Jo Nesbø, 1960 geboren, ist Ökonom, Schriftsteller und Musiker. Er gehört zu den renommiertesten und erfolgreichsten Krimiautoren weltweit. Jo Nesbø lebt in Oslo.

Jo Nesbø, 1960 geboren, ist Ökonom, Schriftsteller und Musiker. Er gehört zu den renommiertesten und erfolgreichsten Krimiautoren weltweit. Jo Nesbø lebt in Oslo.

kapitel 1


Das zerrissene Kleid an der morschen Kiefer führte die Gedanken des alten Mannes zu einem Lied aus seiner Jugend, über ein Kleid an einer Wäscheleine. Nur dass dieses Kleid hier nicht wie in dem Lied im Südwind wehte, sondern im eiskalten Schmelzwasser des Flusses trieb. Dicht über dem kiesigen Grund war es still, und obwohl an diesem Märztag die Sonne schien und es erst fünf Uhr nachmittags war, kam von dem Licht dort unten nicht viel an. Dafür sorgten die Eisschicht und das vier Meter tiefe Wasser. Trotzdem hoben sich das Kleid und die Kiefer von dem seltsam grünlichen Halbdunkel ab. Es war ein Sommerkleid, das hatte er erkennen können, weiß mit hellblauen Punkten. Vielleicht war es nicht immer weiß gewesen, er wusste es nicht, das kam sicher darauf an, wie lange das Kleid schon dort unten am Zweig hing. Es bewegte sich in dem nie endenden Wasserstrom hin und her. Langsam und sanft, wenn der Fluss wenig Wasser führte, hektisch und starr bei Hochwasser. Der Stoff war immer dünner, rissiger geworden. Wie er selbst, dachte der Alte. Irgendwann war dieses Kleid für jemanden wichtig gewesen, ein Mädchen oder eine Frau, für die Augen eines Mannes oder die Arme eines Kindes. Doch jetzt war es verloren wie er selbst, der Zeit übereignet, ohne Funktion, ausgesondert, stumm und still. Es war nur eine Frage der Zeit, bis die Strömung auch den letzten Fetzen Stoff abriss und fortspülte.

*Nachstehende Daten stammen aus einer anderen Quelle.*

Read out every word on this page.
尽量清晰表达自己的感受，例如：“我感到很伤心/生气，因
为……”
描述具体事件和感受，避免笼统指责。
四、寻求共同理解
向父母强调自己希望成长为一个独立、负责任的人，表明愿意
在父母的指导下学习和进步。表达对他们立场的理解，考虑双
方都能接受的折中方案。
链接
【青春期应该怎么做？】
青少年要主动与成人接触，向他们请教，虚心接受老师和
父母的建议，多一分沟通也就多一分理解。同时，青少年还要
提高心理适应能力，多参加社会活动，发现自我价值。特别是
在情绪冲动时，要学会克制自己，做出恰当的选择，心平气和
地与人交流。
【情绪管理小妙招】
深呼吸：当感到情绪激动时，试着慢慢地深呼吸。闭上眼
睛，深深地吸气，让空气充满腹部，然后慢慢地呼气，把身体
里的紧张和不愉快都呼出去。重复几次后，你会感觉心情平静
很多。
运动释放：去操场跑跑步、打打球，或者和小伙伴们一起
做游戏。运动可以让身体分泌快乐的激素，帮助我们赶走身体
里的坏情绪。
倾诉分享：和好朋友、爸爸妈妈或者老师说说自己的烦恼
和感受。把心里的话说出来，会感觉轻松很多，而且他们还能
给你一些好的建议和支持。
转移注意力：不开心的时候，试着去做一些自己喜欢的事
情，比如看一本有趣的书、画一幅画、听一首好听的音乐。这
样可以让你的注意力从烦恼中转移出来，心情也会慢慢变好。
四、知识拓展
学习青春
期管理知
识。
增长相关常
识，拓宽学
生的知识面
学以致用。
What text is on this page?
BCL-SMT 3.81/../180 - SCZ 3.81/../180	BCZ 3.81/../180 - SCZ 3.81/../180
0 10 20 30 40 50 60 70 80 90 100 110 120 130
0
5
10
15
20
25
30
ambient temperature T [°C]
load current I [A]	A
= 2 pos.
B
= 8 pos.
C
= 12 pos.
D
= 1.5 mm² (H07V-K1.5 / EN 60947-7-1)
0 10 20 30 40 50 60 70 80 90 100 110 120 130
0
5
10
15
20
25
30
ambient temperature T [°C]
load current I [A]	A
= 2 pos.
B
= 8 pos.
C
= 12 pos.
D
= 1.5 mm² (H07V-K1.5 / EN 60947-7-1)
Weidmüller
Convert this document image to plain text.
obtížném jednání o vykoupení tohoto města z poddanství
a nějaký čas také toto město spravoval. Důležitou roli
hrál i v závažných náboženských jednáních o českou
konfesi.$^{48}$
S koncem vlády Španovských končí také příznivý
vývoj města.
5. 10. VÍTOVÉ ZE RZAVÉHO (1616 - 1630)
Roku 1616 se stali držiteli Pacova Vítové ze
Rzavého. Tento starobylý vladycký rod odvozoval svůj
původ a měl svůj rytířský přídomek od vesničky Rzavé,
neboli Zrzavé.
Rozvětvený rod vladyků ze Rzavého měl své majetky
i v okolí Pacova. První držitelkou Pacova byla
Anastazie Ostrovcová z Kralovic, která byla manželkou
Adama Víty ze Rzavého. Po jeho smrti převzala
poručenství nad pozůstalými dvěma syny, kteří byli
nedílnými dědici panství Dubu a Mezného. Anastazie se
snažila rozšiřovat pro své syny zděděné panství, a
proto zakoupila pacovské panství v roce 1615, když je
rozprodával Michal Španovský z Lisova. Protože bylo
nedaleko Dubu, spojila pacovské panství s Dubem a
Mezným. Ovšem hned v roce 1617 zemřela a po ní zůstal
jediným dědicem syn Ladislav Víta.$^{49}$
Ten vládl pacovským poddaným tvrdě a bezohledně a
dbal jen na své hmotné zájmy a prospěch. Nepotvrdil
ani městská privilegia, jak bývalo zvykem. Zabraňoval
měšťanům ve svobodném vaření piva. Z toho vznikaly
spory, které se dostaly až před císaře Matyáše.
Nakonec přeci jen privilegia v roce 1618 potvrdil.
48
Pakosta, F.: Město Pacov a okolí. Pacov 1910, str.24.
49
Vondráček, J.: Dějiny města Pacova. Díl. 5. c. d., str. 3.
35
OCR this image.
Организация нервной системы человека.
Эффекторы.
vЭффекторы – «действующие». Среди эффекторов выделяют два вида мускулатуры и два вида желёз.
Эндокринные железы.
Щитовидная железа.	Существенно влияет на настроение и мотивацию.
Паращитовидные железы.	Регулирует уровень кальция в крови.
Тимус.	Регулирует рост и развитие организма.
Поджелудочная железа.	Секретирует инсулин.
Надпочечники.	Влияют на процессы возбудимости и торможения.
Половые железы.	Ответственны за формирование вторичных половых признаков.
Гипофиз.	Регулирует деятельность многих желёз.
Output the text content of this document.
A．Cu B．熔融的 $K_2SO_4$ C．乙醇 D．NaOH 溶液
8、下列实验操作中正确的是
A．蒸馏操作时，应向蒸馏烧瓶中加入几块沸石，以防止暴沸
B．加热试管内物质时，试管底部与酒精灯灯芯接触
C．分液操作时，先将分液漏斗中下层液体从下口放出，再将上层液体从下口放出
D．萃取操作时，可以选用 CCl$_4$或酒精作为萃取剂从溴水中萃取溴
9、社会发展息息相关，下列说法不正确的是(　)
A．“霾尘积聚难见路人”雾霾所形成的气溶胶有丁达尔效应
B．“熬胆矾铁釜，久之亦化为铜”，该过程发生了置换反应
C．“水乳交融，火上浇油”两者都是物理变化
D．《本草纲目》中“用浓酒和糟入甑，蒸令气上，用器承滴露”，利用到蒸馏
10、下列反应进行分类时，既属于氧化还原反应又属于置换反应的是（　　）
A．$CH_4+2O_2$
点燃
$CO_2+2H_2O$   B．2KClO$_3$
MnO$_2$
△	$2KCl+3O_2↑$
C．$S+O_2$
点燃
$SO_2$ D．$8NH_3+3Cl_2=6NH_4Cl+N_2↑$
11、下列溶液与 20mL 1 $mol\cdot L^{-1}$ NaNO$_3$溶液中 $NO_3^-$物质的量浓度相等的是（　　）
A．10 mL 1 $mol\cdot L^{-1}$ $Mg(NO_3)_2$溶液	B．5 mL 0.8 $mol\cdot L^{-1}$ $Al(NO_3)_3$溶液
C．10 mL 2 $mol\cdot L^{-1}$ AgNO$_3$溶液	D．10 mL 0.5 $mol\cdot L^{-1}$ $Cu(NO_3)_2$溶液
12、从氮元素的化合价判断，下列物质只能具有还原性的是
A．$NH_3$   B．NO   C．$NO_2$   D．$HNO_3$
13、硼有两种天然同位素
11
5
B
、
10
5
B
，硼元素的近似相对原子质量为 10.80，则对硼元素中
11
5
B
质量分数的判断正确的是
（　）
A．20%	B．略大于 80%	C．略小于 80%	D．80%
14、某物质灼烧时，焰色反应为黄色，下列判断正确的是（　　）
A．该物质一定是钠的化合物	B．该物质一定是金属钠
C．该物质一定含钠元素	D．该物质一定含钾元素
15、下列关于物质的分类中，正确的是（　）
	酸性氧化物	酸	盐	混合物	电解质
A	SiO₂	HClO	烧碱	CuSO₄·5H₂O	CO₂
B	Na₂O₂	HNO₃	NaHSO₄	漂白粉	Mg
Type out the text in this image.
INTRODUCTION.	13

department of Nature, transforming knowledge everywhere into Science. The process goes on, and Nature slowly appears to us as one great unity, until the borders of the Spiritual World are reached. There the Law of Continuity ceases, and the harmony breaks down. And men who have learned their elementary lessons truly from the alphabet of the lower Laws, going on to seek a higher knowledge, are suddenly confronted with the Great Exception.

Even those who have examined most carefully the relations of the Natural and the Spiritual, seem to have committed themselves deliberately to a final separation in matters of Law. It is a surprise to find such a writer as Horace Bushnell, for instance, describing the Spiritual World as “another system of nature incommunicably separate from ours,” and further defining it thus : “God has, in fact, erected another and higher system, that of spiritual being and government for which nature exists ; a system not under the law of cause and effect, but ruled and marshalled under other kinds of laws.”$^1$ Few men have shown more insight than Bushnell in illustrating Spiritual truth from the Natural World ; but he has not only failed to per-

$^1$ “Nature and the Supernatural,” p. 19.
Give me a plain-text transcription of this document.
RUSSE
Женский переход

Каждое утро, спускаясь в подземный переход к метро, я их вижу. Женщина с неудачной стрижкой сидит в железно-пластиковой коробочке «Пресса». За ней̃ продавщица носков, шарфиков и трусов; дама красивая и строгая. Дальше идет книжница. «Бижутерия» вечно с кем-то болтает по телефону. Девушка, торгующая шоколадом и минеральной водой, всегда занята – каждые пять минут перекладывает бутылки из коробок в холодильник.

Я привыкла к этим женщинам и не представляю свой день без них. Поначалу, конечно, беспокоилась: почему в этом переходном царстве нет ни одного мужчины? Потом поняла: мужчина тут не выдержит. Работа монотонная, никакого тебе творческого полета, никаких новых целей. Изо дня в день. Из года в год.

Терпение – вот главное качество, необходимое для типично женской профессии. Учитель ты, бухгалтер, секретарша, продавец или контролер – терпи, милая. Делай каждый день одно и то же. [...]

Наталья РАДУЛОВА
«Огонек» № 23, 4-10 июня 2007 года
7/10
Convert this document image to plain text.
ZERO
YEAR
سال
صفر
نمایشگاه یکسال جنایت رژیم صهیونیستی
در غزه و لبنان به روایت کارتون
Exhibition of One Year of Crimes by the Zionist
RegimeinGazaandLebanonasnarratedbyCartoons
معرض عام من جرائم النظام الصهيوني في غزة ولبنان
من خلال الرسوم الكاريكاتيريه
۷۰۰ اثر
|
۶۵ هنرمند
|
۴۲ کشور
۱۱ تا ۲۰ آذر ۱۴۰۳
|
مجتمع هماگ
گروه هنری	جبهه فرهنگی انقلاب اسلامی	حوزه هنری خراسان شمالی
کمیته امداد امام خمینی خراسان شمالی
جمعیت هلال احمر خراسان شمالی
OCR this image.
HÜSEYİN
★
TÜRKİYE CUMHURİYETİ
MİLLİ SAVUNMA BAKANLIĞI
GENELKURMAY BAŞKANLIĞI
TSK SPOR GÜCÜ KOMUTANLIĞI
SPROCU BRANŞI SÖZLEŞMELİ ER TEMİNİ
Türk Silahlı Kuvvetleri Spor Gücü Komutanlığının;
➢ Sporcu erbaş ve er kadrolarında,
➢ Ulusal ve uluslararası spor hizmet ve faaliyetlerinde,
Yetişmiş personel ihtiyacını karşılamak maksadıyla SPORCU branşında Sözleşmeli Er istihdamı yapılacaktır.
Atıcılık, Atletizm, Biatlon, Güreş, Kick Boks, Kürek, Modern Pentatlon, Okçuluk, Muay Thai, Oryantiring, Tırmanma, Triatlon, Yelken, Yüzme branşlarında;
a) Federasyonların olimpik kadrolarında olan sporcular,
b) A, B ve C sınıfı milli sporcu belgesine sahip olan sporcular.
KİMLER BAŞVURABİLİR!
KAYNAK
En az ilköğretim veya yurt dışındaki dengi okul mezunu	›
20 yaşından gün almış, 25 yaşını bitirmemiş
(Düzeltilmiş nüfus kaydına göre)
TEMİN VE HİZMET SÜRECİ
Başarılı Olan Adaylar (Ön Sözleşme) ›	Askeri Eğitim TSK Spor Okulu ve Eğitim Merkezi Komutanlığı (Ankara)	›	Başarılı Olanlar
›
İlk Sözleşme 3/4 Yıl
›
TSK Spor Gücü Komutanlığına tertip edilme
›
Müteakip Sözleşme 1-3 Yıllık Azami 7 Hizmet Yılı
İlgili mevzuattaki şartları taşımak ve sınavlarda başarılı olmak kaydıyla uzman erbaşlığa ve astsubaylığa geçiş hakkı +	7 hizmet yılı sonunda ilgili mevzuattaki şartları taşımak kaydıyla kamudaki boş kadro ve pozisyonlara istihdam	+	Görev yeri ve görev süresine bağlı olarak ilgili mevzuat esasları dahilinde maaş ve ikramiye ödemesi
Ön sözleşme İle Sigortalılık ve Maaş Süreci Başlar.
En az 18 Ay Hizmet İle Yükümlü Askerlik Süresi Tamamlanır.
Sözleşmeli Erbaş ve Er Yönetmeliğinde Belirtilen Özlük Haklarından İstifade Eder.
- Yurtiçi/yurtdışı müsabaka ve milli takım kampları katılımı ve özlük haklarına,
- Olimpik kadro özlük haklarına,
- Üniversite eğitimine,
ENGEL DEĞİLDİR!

»Was gibt es denn da zu gucken?«, hörte er eine Stimme hinter seinem Stuhl fragen. Er trotzte den Muskelschmerzen, drehte den Kopf und hob den Blick. Ein neuer Kunde. Der Alte vergaß mehr als früher, nie aber Gesichter seiner Kunden, wann auch immer sie im Simensen Jakt & Fiske gewesen waren. Dieser Kunde wollte weder eine Waffe noch Munition. Mit etwas Training erkannte man an ihren Augen, ob sie Wiederkäuer waren und dem Teil der Menschheit angehörten, der den Instinkt zu töten verloren hatte. Sie verstanden das Geheimnis der anderen nicht, nicht die Magie, dass ein Mann sich durch nichts auf der Welt lebendiger fühlte, als den Abzug zu drücken und ein großes, warmes Tier niederzustrecken. Der Alte tippte darauf, dass der Mann sich für die Blinker oder eine der Angelruten interessierte, die an dem Regal über und unter dem großen Fernsehschirm an der Wand vor ihnen hingen. Oder vielleicht für eine der Wildkameras auf der anderen Seite des Ladens.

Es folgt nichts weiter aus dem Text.